I am what you might call a classic liberal. The root of what this means is freedom. It means that one has a disposition of flexibility and adaptability to experience. It means that there no conceptions, beliefs, ideas, or convictions that are not subject to change at some point. For scientists this is essential. As one works in an assumed theoretical structure to explain phenomena, one must also be willing to break apart that theoretical structure if the evidence can no longer be explained by it.
For instance, Einstein was sure that he was right regarding quantum mechanics. His fundamental theoretical assumption was that there must be a rational explanation for the particle world that his theories of general and special relativity would make sense of. He came up with some crafty arguments to do this. Yet, as history bears out, Niels Bohr was right.

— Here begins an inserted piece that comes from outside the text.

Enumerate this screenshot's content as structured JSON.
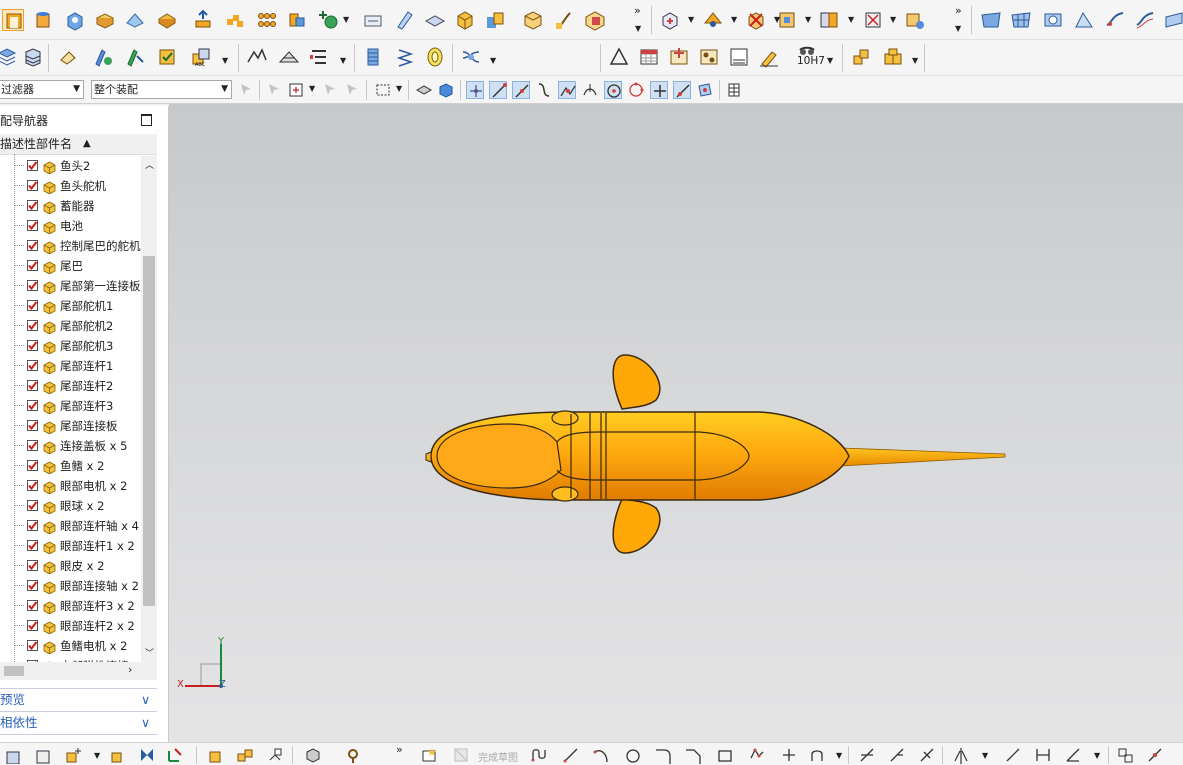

Now we assume a much messier sub-atomic world than Einstein was willing to accept.
Not until the late 19th century was there a discipline called “biblical studies.” But through the 20th century, as biblical studies took root among intellectuals as a subject in its own right apart from the strictures of any theological lens from a given tradition, it forced the hand of Christians. The same provocation came from the sciences. The earth kept getting older, the universe kept getting bigger, and what were once indubitable biblical facts were now questioned. The assumed theoretical lens of the various Christian traditions could not be assumed without a better explanation for why it was a good idea to assume such lenses were true. Those who adapted to the new evidence were called liberals and this included evangelicals. Those who refused to adapt slowly became associated with the world “fundamentalist” largely as a reaction to these adaptations to new knowledge.
To be liberal is to be free to adapt to new knowledge, new questions, and new ways of understanding the reality in which we live. This is the brand of liberal I find myself not simply choosing to see the world through, but it is at the very core of what I am as a human being. Not to adapt to the grandeur of what we continue to know about our world would be like asking a bird to clip its wings for no other reason than to stay on the ground at the behest of something other than my own conscience and the insatiable curiosity that God gave all human beings.

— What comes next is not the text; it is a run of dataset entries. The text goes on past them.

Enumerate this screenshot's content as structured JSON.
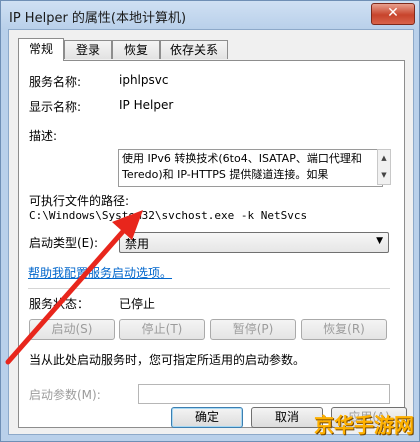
{
  "window": {
    "title": "IP Helper 的属性(本地计算机)",
    "close_glyph": "✕"
  },
  "tabs": [
    {
      "label": "常规",
      "active": true
    },
    {
      "label": "登录",
      "active": false
    },
    {
      "label": "恢复",
      "active": false
    },
    {
      "label": "依存关系",
      "active": false
    }
  ],
  "general": {
    "service_name_label": "服务名称:",
    "service_name_value": "iphlpsvc",
    "display_name_label": "显示名称:",
    "display_name_value": "IP Helper",
    "description_label": "描述:",
    "description_value": "使用 IPv6 转换技术(6to4、ISATAP、端口代理和 Teredo)和 IP-HTTPS 提供隧道连接。如果",
    "exe_path_label": "可执行文件的路径:",
    "exe_path_value": "C:\\Windows\\System32\\svchost.exe -k NetSvcs",
    "startup_type_label": "启动类型(E):",
    "startup_type_value": "禁用",
    "help_link": "帮助我配置服务启动选项。",
    "status_label": "服务状态：",
    "status_value": "已停止",
    "buttons": {
      "start": "启动(S)",
      "stop": "停止(T)",
      "pause": "暂停(P)",
      "resume": "恢复(R)"
    },
    "hint": "当从此处启动服务时，您可指定所适用的启动参数。",
    "params_label": "启动参数(M):",
    "params_value": ""
  },
  "footer": {
    "ok": "确定",
    "cancel": "取消",
    "apply": "应用(A)"
  },
  "watermark": "京华手游网",
  "colors": {
    "arrow": "#e8261c",
    "link": "#0066cc",
    "close": "#c7442c"
  }
}
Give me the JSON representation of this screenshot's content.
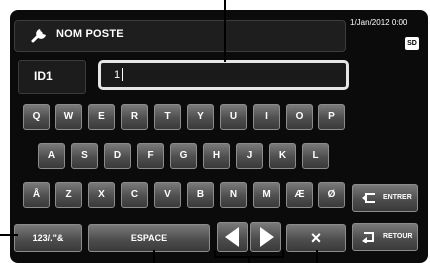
{
  "header": {
    "title": "NOM POSTE",
    "datetime": "1/Jan/2012 0:00",
    "sd_badge": "SD",
    "title_icon": "wrench-icon"
  },
  "field": {
    "label": "ID1",
    "value": "1"
  },
  "keyboard": {
    "row1": [
      "Q",
      "W",
      "E",
      "R",
      "T",
      "Y",
      "U",
      "I",
      "O",
      "P"
    ],
    "row2": [
      "A",
      "S",
      "D",
      "F",
      "G",
      "H",
      "J",
      "K",
      "L"
    ],
    "row3": [
      "Å",
      "Z",
      "X",
      "C",
      "V",
      "B",
      "N",
      "M",
      "Æ",
      "Ø"
    ]
  },
  "buttons": {
    "symbols": "123/.\"&",
    "space": "ESPACE",
    "enter": "ENTRER",
    "back": "RETOUR",
    "delete": "×"
  },
  "icons": {
    "cursor_left": "left-arrow-icon",
    "cursor_right": "right-arrow-icon",
    "enter": "enter-icon",
    "back": "return-icon"
  }
}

This does not mean that I am a “relativist” which many a fundamentalist, conservative, etc. has categorized my liberal disposition. There is a very strange perception among those who feel funny with the word “liberal” that one who has a liberal perspective can therefore have no clear sense of conviction. It is thus a shocker when a liberal will debate a point with any degree of stalwartness or ferocity. To have a free conscience that adapts is not assuming the posture of a relativist. Relativism is the perspective that all perspectives are not only to be valued, but are to be cherished as being another version of one grand truth. We are all right. A liberal does not take this position at all. Judging someone to be right requires careful critique and questioning. At the core it is that no perspective deserves undue attention simply because it exists. It means that assuming that one must be correct regardless of the evidence is flawed and must be made better in the interests of human progress.

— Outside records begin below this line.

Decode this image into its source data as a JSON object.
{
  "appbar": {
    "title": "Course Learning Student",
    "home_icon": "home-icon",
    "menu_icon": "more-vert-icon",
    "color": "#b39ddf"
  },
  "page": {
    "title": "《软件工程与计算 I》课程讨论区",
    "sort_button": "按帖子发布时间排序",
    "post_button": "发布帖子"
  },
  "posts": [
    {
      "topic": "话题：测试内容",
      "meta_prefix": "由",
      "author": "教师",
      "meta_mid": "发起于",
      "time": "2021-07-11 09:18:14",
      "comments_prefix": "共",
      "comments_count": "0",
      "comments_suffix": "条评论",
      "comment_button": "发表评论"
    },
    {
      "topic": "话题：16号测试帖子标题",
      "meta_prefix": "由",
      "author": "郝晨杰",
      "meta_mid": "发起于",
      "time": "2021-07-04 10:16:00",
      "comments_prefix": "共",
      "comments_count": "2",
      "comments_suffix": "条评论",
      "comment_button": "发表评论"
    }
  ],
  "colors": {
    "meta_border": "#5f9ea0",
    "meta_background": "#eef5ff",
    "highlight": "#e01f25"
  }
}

This is why the critique from any brand of non-liberal that goes something like: “Wow. For someone so open-minded you sure are set in your ways.” First, a liberal can assuredly be set in his or her ways. In fact, most liberals are. If you are not a liberal and find the need to raise that challenge, I think you don’t understand what being liberal really means. This claim confuses liberalism with relativism and it is clear why this is incorrect. Second, liberalism can itself become an ideology. When this happens, someone will reject any view that is not consistent with their own. They will also reject any view that is not willing to adapt to experience in the same way. When this happens, liberalism and any form of belief that is opposed to it (e.g. conservatism, fundamentalism, neo-conservatism, etc.) are more bed fellows than anything else. When liberalism becomes an ideology, it is no longer liberal. It is something different.
So if you are liberal, keep your mind open to explore and adapt to change in order to understand your experience better. In Christian spirituality this is what prayer should be doing for you. This is what reading scripture and listening to God should do for you. If you are adamantly opposed to liberals as some spawn of the devil as if being liberal is a ruse of Satan, check that misunderstanding at the door and be a little more open-minded to a view that is different than yours all in an effort tot submit to the quest we all have for Truth. If we engage each other with the foundation that before God we are all absurd, as Kierkegaard said, maybe that Truth we all seek will be a little more clear to us rather than muddied in the mazes of self-interest.